For several weeks the young man had involuntary seminal fluid emission when he engaged in foreplay.

Wanted: Man that does not smoke or drink, to take care of cow.

This week’s youth discussion in the church basement will be on teen suicide.

I enthusiastically recommend, with no qualifications whatsoever, this candidate.

Prosecutors yesterday confirmed they will appeal the “unduly lenient” sentence of a motorist who escaped prison after being convicted for the second time of killing a cyclist.

A teen hunter has been convicted of second-degree manslaughter for fatally shooting a hiker he had mistaken for a bear on a popular Washington state trail.

The guideline to move a phrase close to the words it belongs with, and away from those it doesn’t belong with, is useful only insofar as the rules of English syntax allow a phrase to be moved. Our language puts us at a disadvantage here. In many other languages, such as Latin and Russian, writers have the freedom to scramble the order of words to suit their rhetorical purposes, because case markers on the nouns, or agreement markers on the verbs, will keep the relationships straight in the reader’s mind. English, which has a rudimentary system of case and agreement, must be more tyrannical about order.

This puts the writer in a bind. The rules of English syntax force him to put the subject before the verb, and the verb before the object. But he may not want the reader to think about the content of the subject before she thinks about the contents of the verb and object.

Why should a writer want to control the order in which the reader thinks her thoughts? Preventing unwanted attachments, as we have just seen, is one reason. There are two others, and each is a monumental principle of composition.
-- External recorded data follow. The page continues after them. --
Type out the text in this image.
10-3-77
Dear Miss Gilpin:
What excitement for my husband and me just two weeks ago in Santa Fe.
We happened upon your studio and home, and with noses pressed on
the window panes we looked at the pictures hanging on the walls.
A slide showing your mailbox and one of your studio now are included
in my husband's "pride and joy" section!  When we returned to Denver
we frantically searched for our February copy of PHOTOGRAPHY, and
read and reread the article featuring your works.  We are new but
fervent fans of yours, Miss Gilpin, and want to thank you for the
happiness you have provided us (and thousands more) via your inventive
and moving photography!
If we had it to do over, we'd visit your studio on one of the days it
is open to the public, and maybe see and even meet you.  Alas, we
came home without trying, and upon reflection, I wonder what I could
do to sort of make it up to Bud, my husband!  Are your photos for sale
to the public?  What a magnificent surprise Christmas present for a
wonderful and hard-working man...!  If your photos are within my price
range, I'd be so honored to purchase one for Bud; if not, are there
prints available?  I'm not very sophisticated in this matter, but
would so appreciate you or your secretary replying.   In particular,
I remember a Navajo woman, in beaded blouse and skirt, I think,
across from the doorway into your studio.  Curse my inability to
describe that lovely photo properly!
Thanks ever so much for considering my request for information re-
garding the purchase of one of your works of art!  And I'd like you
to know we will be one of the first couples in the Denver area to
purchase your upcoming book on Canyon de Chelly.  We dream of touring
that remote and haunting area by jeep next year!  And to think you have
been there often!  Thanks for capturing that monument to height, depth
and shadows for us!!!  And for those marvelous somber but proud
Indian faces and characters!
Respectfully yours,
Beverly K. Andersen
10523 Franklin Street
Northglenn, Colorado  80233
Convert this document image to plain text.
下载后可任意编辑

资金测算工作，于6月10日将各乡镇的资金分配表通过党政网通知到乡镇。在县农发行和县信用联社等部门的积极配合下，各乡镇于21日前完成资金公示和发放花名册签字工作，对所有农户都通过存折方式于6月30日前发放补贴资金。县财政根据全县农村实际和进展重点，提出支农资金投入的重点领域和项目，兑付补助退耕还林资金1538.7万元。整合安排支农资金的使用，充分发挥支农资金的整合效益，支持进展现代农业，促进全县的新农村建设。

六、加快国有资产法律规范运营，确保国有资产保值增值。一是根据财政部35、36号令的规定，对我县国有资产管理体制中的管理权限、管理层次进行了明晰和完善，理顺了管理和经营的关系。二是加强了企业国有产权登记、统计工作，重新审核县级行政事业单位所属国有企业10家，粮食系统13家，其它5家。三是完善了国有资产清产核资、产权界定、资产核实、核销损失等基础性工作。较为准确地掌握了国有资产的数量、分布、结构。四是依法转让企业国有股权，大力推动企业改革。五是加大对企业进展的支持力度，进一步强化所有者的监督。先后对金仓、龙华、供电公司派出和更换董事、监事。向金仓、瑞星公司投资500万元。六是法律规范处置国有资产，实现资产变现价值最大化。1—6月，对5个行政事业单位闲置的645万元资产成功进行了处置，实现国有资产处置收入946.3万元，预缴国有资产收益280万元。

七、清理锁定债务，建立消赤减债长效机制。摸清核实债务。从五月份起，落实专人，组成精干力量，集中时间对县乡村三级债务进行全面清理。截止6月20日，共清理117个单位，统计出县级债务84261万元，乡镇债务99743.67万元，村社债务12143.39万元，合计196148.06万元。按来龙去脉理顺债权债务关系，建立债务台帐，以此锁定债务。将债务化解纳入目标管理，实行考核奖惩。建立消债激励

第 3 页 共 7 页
Save the heaviest for last . The Scottish prayer asks the Lord to deliver us from “ghoulies and ghosties and long-leggedy beasties and things that go bump in the night”—not from “things that go bump in the night and long-leggedy beasties and ghoulies and ghosties.” The order fits with our cognitive processes: it’s taxing to work on a big heavy phrase ( things that go bump in the night ) while you are holding in memory an incomplete bigger phrase it’s part of (in this case, the four-part coordination embracing things, beasties, ghoulies, and ghosties ). A big heavy phrase is easier to handle if it comes at the end, when your work assembling the overarching phrase is done and nothing else is on your mind. (It’s another version of the advice to prefer right-branching trees over left-branching and center-embedded ones.) Light-before-heavy is one of the oldest principles in linguistics, having been discovered in the fourth century BCE by the Sanskrit grammarian Pāṇini. 32It often guides the intuitions of writers when they have to choose an order for items in a list, as in life, liberty, and the pursuit of happiness; The Wild, The Innocent, and The E Street Shuffle; and Faster than a speeding bullet! More powerful than a locomotive! Able to leap tall buildings in a single bound!

Topic, then comment. Given, then new. These are more precise versions of the Strunkian advice to “put the emphatic words of a sentence at the end.” Paul McCartney was mindful of the advice when he sang, “So may I introduce to you, the act you’ve known for all these years: Sergeant Pepper’s Lonely Hearts Club Band!” Once he had the listeners’ attention, and reminded them that they were there to be introduced to someone, he used the end of the sentence to provide the newsworthy information; he did not sing, “Sergeant Pepper’s Lonely Hearts Club Band, the act you’ve known for all these years; may I introduce them to you?” 33Once again, it’s good cognitive psychology: people learn by integrating new information into their existing web of knowledge. They don’t like it when a fact is hurled at them from out of the blue and they have to keep it levitating in short-term memory until they find a relevant background to embed it in a few moments later. Topic-then-comment and given-then-new orderings are major contributors to coherence, the feeling that one sentence flows into the next rather than jerking the reader around.